1Dear Reader,
2This is a special occasion. Instead of the traditional form of editorial, we are writing a letter today. It is addressed to you personally.
3Why this unusual way of introducing an issue? Because we would like to make you aware of one very important point: the editorial you are now starting to read was not produced by ChatGPT; it was written by one of DMS’s editors, then revised, improved and finally approved by the others. We would therefore ask you to bear in mind that the text you are reading is not the product of a generative intelligence; it is the result of the work of those who signed it.
4But you’ll probably want to check this out for yourself. Nothing could be more normal. To make sure it’s correct, it’s up to you to choose the right method from the four available.
5The first, and simplest, is to form your own opinion without any outside help. So, all you have to do is apply the same criteria to this text as you would to any other. Among other things, you will be looking at the relevance of the reasoning, the quality of the arguments, the coherence of the ideas, their sequence and the accuracy of the references. The problem is that if you do this, you’ll get some interesting indications, but they won’t enable you to clearly identify the author or authors of this editorial.
6So, for example, you will notice that the summary of articles presented here focuses on only one aspect. Others, many others, will be left out. That is why you could think that this summary is too partial and too subjective to have been produced with the help of software. On the other hand, the choice of terms and the extent of the lexicon will lead you to favour computer-generated writing. Another example: the quality of the syntax will persuade you to opt for a computer-generated document, while, on the other hand, the originality of the points of view will steer you towards a human-generated document. So no single argument will really convince you, no single clue will be discriminating enough to steer your judgement one way or the other.
7Your embarrassment will increase when you are faced with this question, which is not as obvious as it might seem: is what is man-made necessarily better than what is machine-made? In other words, will you attribute the qualities of this editorial to software power or human labour? In the absence of a precise answer to this question and the others that precede it, you will inevitably have to abandon the first option.
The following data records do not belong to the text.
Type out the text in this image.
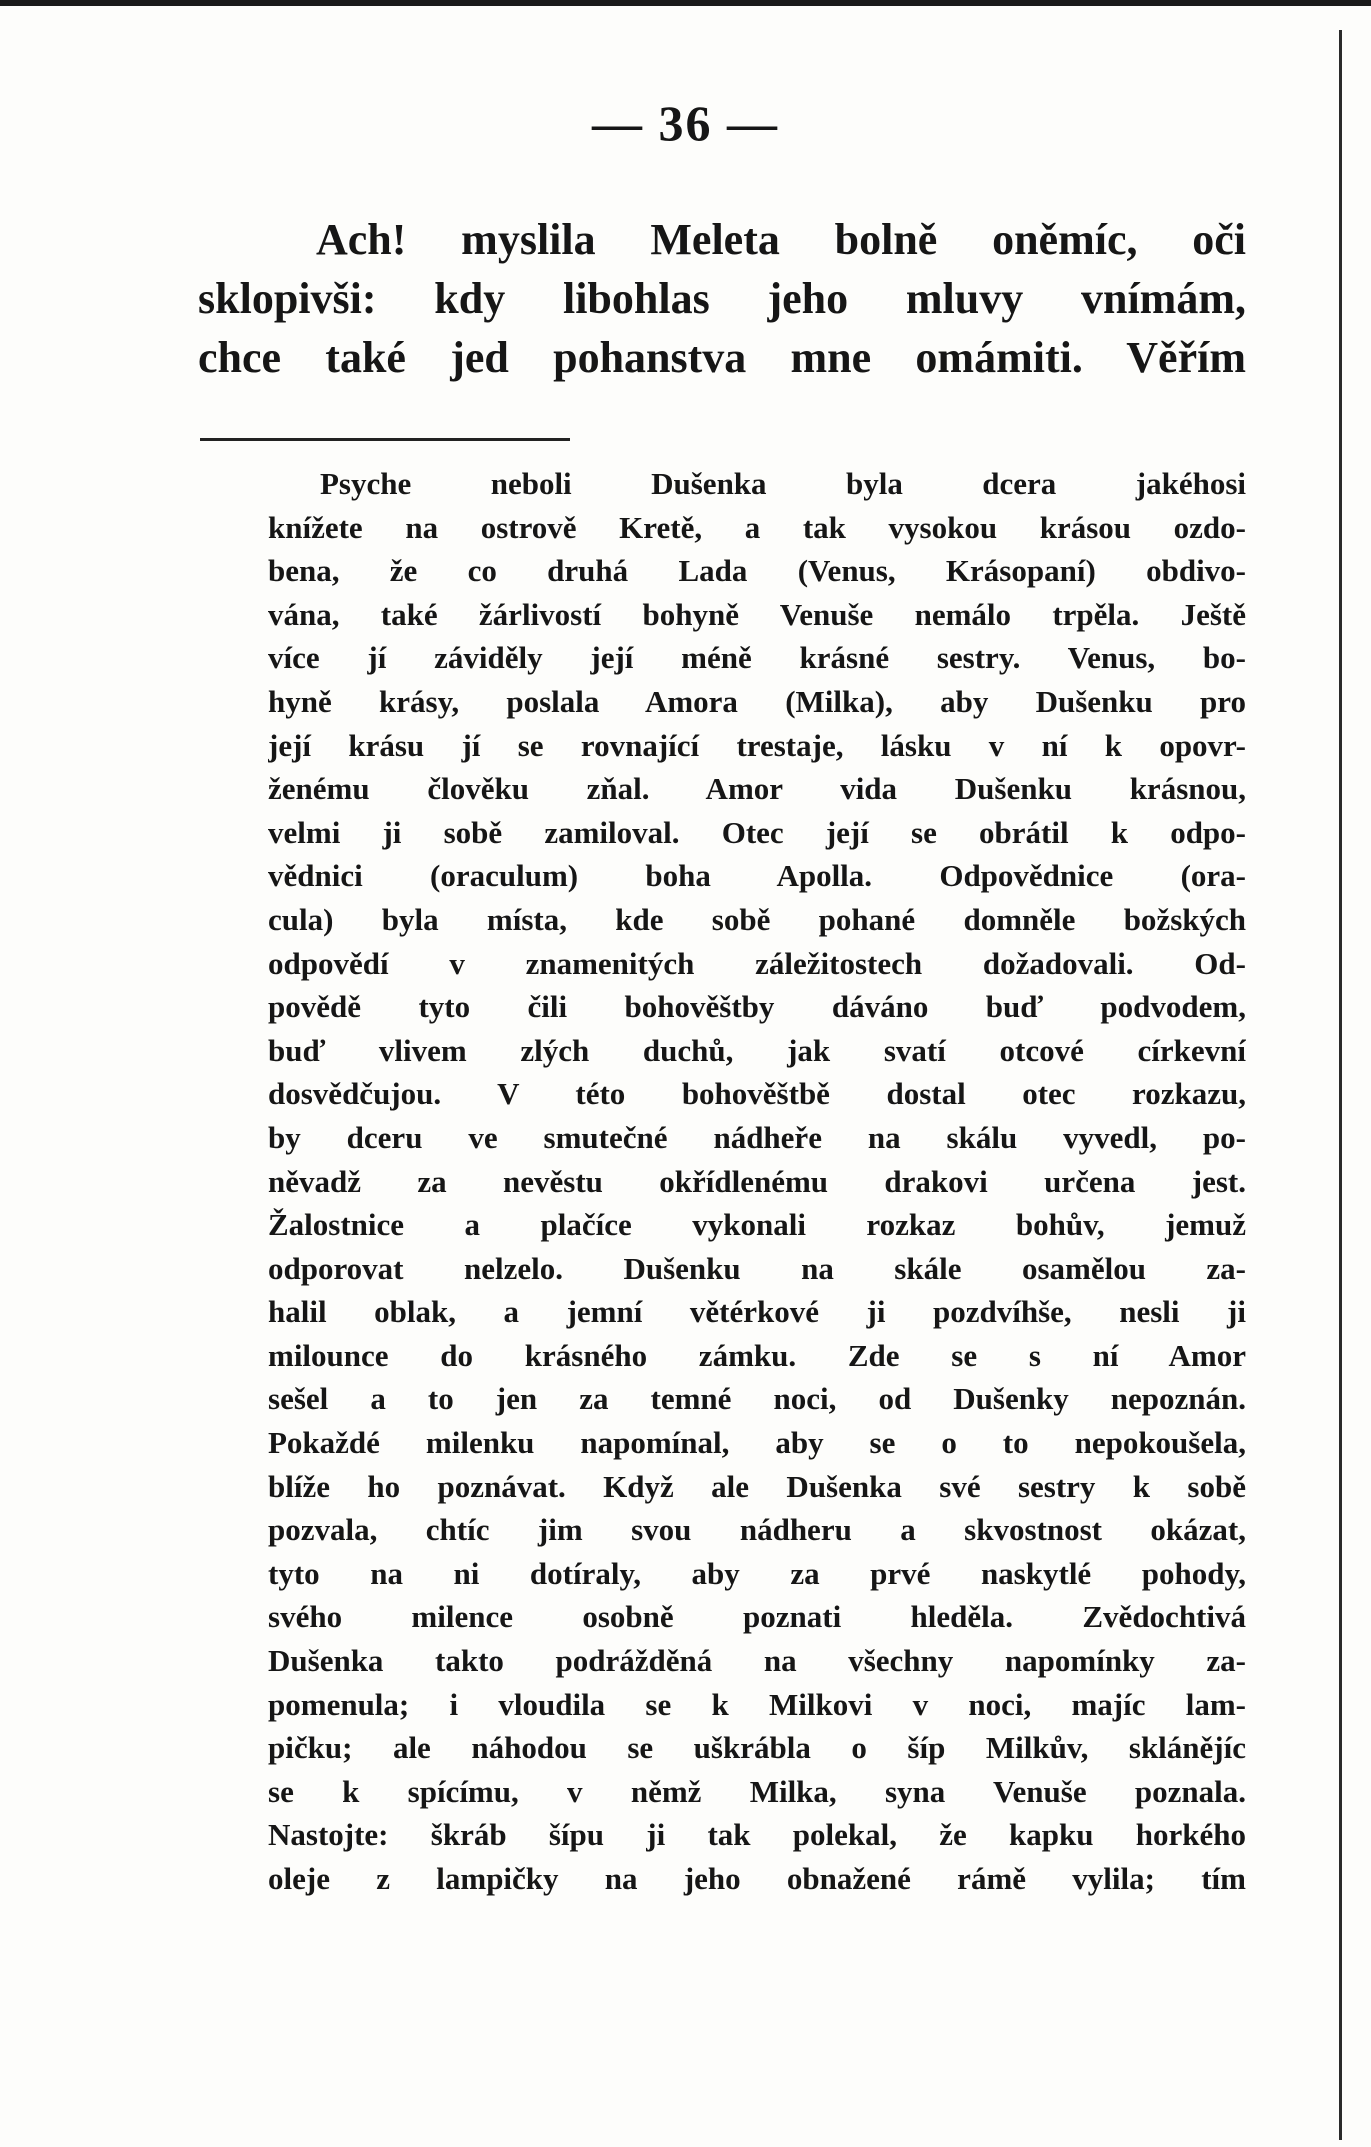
— 36 —
Ach! myslila Meleta bolně oněmíc, oči
sklopivši: kdy libohlas jeho mluvy vnímám,
chce také jed pohanstva mne omámiti. Věřím
Psyche neboli Dušenka byla dcera jakéhosi
knížete na ostrově Kretě, a tak vysokou krásou ozdo-
bena, že co druhá Lada (Venus, Krásopaní) obdivo-
vána, také žárlivostí bohyně Venuše nemálo trpěla. Ještě
více jí záviděly její méně krásné sestry. Venus, bo-
hyně krásy, poslala Amora (Milka), aby Dušenku pro
její krásu jí se rovnající trestaje, lásku v ní k opovr-
ženému člověku zňal. Amor vida Dušenku krásnou,
velmi ji sobě zamiloval. Otec její se obrátil k odpo-
vědnici (oraculum) boha Apolla. Odpovědnice (ora-
cula) byla místa, kde sobě pohané domněle božských
odpovědí v znamenitých záležitostech dožadovali. Od-
povědě tyto čili bohověštby dáváno buď podvodem,
buď vlivem zlých duchů, jak svatí otcové církevní
dosvědčujou. V této bohověštbě dostal otec rozkazu,
by dceru ve smutečné nádheře na skálu vyvedl, po-
něvadž za nevěstu okřídlenému drakovi určena jest.
Žalostnice a plačíce vykonali rozkaz bohův, jemuž
odporovat nelzelo. Dušenku na skále osamělou za-
halil oblak, a jemní větérkové ji pozdvíhše, nesli ji
milounce do krásného zámku. Zde se s ní Amor
sešel a to jen za temné noci, od Dušenky nepoznán.
Pokaždé milenku napomínal, aby se o to nepokoušela,
blíže ho poznávat. Když ale Dušenka své sestry k sobě
pozvala, chtíc jim svou nádheru a skvostnost okázat,
tyto na ni dotíraly, aby za prvé naskytlé pohody,
svého milence osobně poznati hleděla. Zvědochtivá
Dušenka takto podrážděná na všechny napomínky za-
pomenula; i vloudila se k Milkovi v noci, majíc lam-
pičku; ale náhodou se uškrábla o šíp Milkův, sklánějíc
se k spícímu, v němž Milka, syna Venuše poznala.
Nastojte: škráb šípu ji tak polekal, že kapku horkého
oleje z lampičky na jeho obnažené rámě vylila; tím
8The second one is the most traditional: put this text to the test of a plagiarism detection system. Excellent idea, but its implementation will immediately come up against a major obstacle: ChatGPT and other generative intelligence software don’t really plagiarise. To be more precise, they take extracts from here and there, but they take so many extracts from so many sources that the texts they compose give the illusion of originality. This means that borrowings are virtually undetectable. So the second option is out.
9The third one involves software recently developed, in particular by British and American scholars. The method they use (which, incidentally, also has other uses) is known as inference attack. It makes it possible to check whether a text has been used to produce another text and to measure what the latter owes to the former. Once again, however, difficulties arise.
10On the one hand, no matter how efficient these software programmes are, the results they produce contain a fairly large number of errors. On the other hand (and this is more serious), this method requires the prior availability of source documents or, at the very least, a corpus of documents of the type that could have been used at the outset. The contributions in this issue are far from being the only sources on which this editorial has been based. There are many others, in fact, from which ChatGPT or other artificial intelligence software may have drawn, if they were called upon. However, with a few exceptions, the designers of these softwares refuse to indicate the origin of the documents they use (or could have used). It is therefore impossible to start from the initial reference. This is why this third option is no more satisfactory than the previous two.
11After this triple failure, what option do you have left? Trust us.
12Admittedly, most of you (105,000 annual visits and 4,300 downloads, according to figures from Open Edition communicated by Caroline Rizza at the annual meeting of our Scientific Advisory Board) have never personally met the signatories of this editorial. Many of you may not even know exactly who we are, which laboratories and universities we work in, or what our areas of research are. The fact remains that DMS, the first French-language journal on distance learning, was founded just over twenty years ago and has been a household name ever since. So you could rely on the intellectual integrity of its editors. In other words, the magazine’s reputation and respectability could convince you that we would not be asserting the authenticity of this editorial if we had entrusted its writing to ChatGPT. This fourth option is the only solution available to you: all you have to do is put your trust in us…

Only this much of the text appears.